Именно это неуемное желание слиться воедино с любимыми продуктами массовой культуры каждый без исключения супербрэнд — от Nike до Viacom, Gap и Martha Stewart — старается использовать для своего расширения, заимствуя синергетические принципы Уолта Диснея для детской культуры и пересаживая их на каждый аспект как подростковой, так и взрослой массовой культуры. Майкл Дж. Вулф, консультант по менеджменту таких важных фигурантов бизнеса, как Viacom, Time Warner, MTV и Citigroup, может вам это подтвердить. «Я даже приблизительно не могу подсчитать, — пишет он, — сколько раз люди из руководства компаний, работающих на потребительском рынке, откровенничали со мной о том, что их задача — добиться успеха на широкой основе, как это делает Disney в каждом начинании, в каждом деле, к которому прикасается».

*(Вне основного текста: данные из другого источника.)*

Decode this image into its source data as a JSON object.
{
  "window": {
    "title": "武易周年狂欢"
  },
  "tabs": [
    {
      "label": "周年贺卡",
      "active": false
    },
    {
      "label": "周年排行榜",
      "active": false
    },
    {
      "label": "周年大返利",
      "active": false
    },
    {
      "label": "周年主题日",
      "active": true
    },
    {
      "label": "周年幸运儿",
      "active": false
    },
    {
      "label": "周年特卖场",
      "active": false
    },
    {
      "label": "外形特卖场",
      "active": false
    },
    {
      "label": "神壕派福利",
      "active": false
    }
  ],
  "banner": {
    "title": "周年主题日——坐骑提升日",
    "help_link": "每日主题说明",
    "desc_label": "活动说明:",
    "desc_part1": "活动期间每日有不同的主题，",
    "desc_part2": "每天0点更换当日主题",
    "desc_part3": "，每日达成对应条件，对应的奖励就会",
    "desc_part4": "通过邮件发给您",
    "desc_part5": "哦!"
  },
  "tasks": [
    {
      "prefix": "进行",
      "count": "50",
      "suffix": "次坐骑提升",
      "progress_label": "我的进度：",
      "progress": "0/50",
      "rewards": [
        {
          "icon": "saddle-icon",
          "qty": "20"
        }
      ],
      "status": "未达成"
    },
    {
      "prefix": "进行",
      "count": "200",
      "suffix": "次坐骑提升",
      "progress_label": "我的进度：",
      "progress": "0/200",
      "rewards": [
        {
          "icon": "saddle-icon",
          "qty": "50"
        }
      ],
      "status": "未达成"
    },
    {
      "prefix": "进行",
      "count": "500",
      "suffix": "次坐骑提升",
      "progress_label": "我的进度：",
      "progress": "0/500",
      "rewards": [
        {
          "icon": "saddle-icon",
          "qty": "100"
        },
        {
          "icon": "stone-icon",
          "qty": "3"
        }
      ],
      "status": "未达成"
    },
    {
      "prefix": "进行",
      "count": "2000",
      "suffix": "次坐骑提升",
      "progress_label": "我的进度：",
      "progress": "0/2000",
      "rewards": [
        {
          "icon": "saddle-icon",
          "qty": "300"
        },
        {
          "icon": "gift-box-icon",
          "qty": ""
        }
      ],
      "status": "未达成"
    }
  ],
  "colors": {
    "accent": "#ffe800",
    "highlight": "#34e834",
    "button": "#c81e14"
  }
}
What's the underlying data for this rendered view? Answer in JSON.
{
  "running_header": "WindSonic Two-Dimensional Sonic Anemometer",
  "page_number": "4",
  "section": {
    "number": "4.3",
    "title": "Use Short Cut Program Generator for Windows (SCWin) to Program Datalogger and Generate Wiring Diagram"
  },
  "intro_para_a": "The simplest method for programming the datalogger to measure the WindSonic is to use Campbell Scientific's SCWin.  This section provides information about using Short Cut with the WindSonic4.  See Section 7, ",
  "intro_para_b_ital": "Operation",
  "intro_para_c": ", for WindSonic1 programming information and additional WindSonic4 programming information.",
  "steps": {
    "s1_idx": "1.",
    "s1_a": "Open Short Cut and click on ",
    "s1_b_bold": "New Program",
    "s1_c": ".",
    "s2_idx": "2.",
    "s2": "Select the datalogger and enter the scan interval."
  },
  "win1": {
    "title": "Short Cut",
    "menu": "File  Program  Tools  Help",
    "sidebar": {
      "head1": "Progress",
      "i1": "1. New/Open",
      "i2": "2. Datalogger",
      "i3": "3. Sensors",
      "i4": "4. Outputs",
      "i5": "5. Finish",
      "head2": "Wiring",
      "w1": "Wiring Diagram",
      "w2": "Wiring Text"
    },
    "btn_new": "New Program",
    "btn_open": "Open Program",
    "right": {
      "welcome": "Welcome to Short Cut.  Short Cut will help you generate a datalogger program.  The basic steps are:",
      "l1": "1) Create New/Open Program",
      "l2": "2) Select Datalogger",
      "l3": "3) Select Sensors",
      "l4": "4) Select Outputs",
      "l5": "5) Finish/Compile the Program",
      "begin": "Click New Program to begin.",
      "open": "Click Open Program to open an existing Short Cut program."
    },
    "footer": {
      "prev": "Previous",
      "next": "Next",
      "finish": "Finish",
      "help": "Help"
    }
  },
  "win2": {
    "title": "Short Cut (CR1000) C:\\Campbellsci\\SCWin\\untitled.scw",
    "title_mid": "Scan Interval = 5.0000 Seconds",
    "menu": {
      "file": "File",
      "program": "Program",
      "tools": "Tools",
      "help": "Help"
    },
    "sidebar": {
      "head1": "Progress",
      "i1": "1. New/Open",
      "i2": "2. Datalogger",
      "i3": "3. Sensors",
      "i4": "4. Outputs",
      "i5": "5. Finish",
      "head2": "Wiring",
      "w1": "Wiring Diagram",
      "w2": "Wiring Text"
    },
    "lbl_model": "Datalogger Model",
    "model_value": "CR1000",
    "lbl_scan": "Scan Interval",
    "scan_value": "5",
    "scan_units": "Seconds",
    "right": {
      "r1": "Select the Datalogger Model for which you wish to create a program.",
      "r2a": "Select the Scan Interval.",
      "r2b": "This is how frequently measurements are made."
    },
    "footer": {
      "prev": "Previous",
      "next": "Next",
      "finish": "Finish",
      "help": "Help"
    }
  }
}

Эта задача возникла не на пустом месте. Ее истоки можно опять-таки проследить в корпоративном прозрении «брэнды, а не товары», вспышку которому дала «пятница Marlboro». Если в брэндах речь идет о «смысле», а не об атрибутах товара, то высшее достижение брэндинга — это когда компании предоставляют потребителям возможность не просто покупать, но в полной мере испытывать на себе, переживать, чувствовать смысл и значение их брэнда. Спонсорство, как мы видели в главе второй, — хорошее начало, а синергия, брэндинговое партнерство и брэндинг образа жизни — логическое завершение. Как компании типа Molson и Nike работали над созданием брэндов знаменитостей, устраивая спонсорские концерты и матчи, так и многие из этих компаний стараются свергнуть местных ритейлеров путем создания фирменных супермагазинов и далее, по мере развития успеха, брэнд-отелей и миниатюрных брэнд-деревень. И в совместных скоординированных маркетинговых акциях, и в брэндинге, как в двух сторонах одного и того же замысла, речь идет о создании взаимно поддерживающих и продвигающих, основанных на брэнде механизмов, объединяющих совершение покупки с элементами интерактивных коммуникаций, развлечения и профессионального спорта и создающих замкнутую брэндинговую петлю. Disney и Mattel всегда это знали; теперь это знают и все остальные.